I miss the
faces of the past too much. There was a guy I met once, I thought he was
one of the most brilliant people I'd
ever known. We finally met in person and
he sat staring at his feet for 5
minutes straight after I had asked if he wanted a
drink. I began to panic, I didn't know
what the hell he was doing, he just sat
there full of nerves and anxiety and stared at
his goddamn feet.
"Do you want a drink
or what?" I knew I had impatience in my voice. I couldn't
stand him sitting there not doing anything.
But he just sat there. The time ticked on.
But he finally looked up. He looked right into my face. He looked at me
directly
and unmoving, as if he was sitting there
building up this courage to look at me. I don't know what he was doing. He
looked up at me and he smiled very calmly.

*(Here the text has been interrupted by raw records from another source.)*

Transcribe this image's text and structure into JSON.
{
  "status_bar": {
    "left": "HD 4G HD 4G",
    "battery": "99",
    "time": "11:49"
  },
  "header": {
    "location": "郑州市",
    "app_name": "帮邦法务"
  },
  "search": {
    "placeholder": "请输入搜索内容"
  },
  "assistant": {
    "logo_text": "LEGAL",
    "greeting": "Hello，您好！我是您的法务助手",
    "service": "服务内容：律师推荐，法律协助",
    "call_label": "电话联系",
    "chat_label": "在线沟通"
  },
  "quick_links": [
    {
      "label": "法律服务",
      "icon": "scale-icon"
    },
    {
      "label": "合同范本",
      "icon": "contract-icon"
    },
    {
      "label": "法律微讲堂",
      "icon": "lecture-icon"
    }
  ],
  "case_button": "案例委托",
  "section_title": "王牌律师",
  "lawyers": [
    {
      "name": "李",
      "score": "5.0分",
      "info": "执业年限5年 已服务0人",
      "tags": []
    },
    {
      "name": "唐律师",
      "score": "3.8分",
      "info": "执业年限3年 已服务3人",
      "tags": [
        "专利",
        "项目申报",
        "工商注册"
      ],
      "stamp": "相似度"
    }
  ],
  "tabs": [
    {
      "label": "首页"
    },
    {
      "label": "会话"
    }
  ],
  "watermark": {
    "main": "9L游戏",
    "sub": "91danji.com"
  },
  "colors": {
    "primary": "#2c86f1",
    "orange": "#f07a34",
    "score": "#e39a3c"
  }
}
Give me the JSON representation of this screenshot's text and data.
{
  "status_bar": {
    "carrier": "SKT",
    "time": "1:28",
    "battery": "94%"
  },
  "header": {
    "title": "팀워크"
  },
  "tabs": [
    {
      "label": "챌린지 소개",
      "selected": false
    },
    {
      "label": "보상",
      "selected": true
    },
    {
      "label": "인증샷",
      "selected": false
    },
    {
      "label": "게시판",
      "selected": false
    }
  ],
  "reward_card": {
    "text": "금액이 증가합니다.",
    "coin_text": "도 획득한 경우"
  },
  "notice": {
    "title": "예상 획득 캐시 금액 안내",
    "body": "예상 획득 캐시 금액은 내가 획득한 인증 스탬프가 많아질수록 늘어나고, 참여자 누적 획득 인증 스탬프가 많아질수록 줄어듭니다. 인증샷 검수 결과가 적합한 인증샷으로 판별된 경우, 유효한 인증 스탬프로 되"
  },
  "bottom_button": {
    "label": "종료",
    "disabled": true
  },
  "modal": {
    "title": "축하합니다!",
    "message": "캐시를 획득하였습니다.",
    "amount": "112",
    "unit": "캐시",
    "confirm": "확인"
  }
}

"Yes," he finally answered.
I didn't understand anything he said. He was on a totally different
plane of
existence. "Can I kiss you?" he asked as we
sat on the steps. Why was he asking this? I had just finished teaching him
how
to properly smoke a cigarette and throw
bottlecaps. I just laughed and hid my head behind my arms. Instead, we broke
into the
Berkeley library and ran down the
halls.
I saw him on IRC one night. His words made perfect sense. He stopped talking in
incomprehensible rhymes. "I am a
pornstar," he told me. And he wasn't joking. And I just didn't know what to say, except that I liked him better when he made no sense.
My head is pounding and sometimes I don't feel like making any sense.